Blog | By Tanya Gold | Jan 11, 2019


Re-entry. It’s increasingly odd. I lived my whole life in London but, when I disembark at Paddington Station now, I feel different.

I am off the Penzance train, from the fishing village I've lived in for two years, and I meet a city I no longer feel at home in. In fact, I realised with a small shock yesterday: my body now knows this. The change is complete. It’s as if the rhythms of my body, my sight and my hearing have all changed, and they no longer work here as they did. The lights are too bright. The noise is a low roar that seems to come from below the city. The people move about with purpose, unwilling to veer from their chosen track; pause and be jostled. I think: I will get no rest here. There is not a corner in this city I can rest in.
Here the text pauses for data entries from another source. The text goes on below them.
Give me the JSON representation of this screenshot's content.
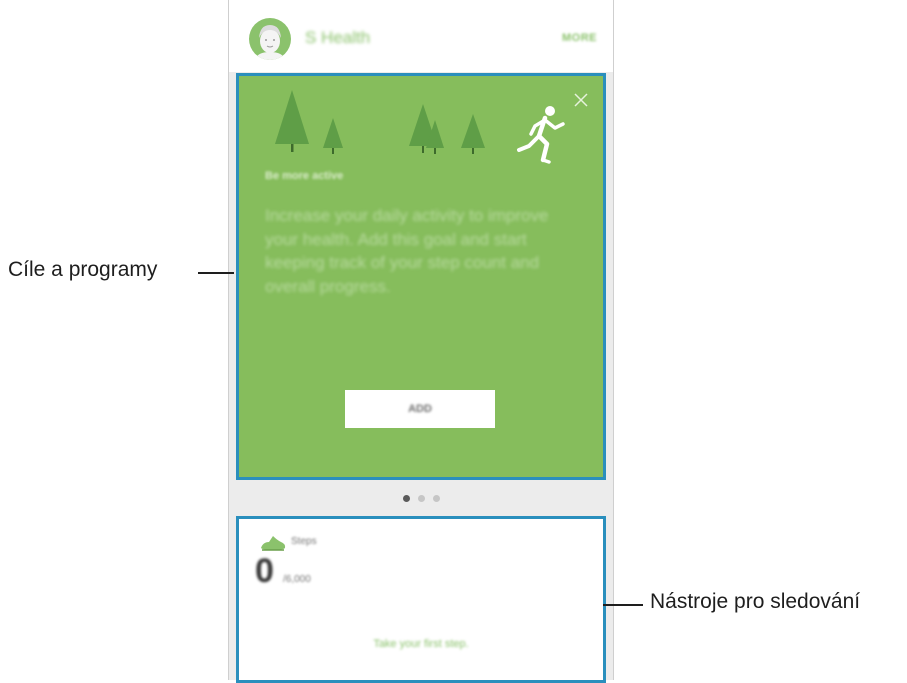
{
  "header": {
    "app_title": "S Health",
    "more_label": "MORE",
    "avatar_icon": "user-avatar-icon"
  },
  "goal_card": {
    "subtitle": "Be more active",
    "description": "Increase your daily activity to improve your health. Add this goal and start keeping track of your step count and overall progress.",
    "add_label": "ADD",
    "accent_color": "#86bd5c",
    "icons": [
      "tree-icon",
      "runner-icon",
      "close-icon"
    ]
  },
  "pager": {
    "count": 3,
    "active_index": 0
  },
  "steps_card": {
    "label": "Steps",
    "count": "0",
    "goal": "/6,000",
    "message": "Take your first step.",
    "icon": "shoe-icon"
  },
  "callouts": {
    "goals": "Cíle a programy",
    "trackers": "Nástroje pro sledování"
  },
  "colors": {
    "highlight": "#2a8fbd",
    "brand_green": "#8bc26c"
  }
}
I suppose this is natural. I awake each day in Cornwall, to a bucolic, even hackneyed, gurgling stream. I walk across a tiny bridge to take my son to school, and then I walk the puppy by the sea, greeting other dog-walkers. I am used to smiles from friends and strangers, from traffic slowing down for me to cross; to chatting with the butcher, the baker and the greengrocer. I'm used to smiling at the vicar and murmuring with concern as my elderly neighbour tells me his blood pressure. I am used to village life, where people ease each other’s paths through life, because they want to, and they must.

Read the story of Tom Bawcock of Mousehole, who fished in a storm to save the village children; or the story of the tin miner who angered the small magical creatures who follow miners for crumbs, and died because he did not share his supper. In a remote land, if you don’t have neighbours, you have nothing.

London seethes with anger and neurosis and when I feel it, I remember it is, at least partially, why I left. Three years ago, a Camden tramp called me 'a f*cking fat bitch' when I told my son I would buy him a lolly; I left London shortly after that.

'You are a heroin addict,' I told him, 'and you live in a shop doorway.' He didn’t listen. Everyone judges mothers. On this trip, I hailed a black cab in Shoreditch, to take me to Selfridges. I asked for a receipt with no date. He demanded £3 extra for this service. I said no, since the fare was already £30. He called me 'a fat c*nt'. I asked him to pull over by Old Street, so I could take the Underground. He called me it again and locked the doors, thinking I would not pay, even though I had my debit card in my hand. Then I paid - as I female, I had to force myself not to tip - and he said it again in farewell.

I was upset, but I tried not to make his words the theme tune to this new London I no longer belong in. Later I stood on the top of Broadcasting House in Langham Place and admired John Nash’s church and its strange, round narthex. I will always love, and forgive, London.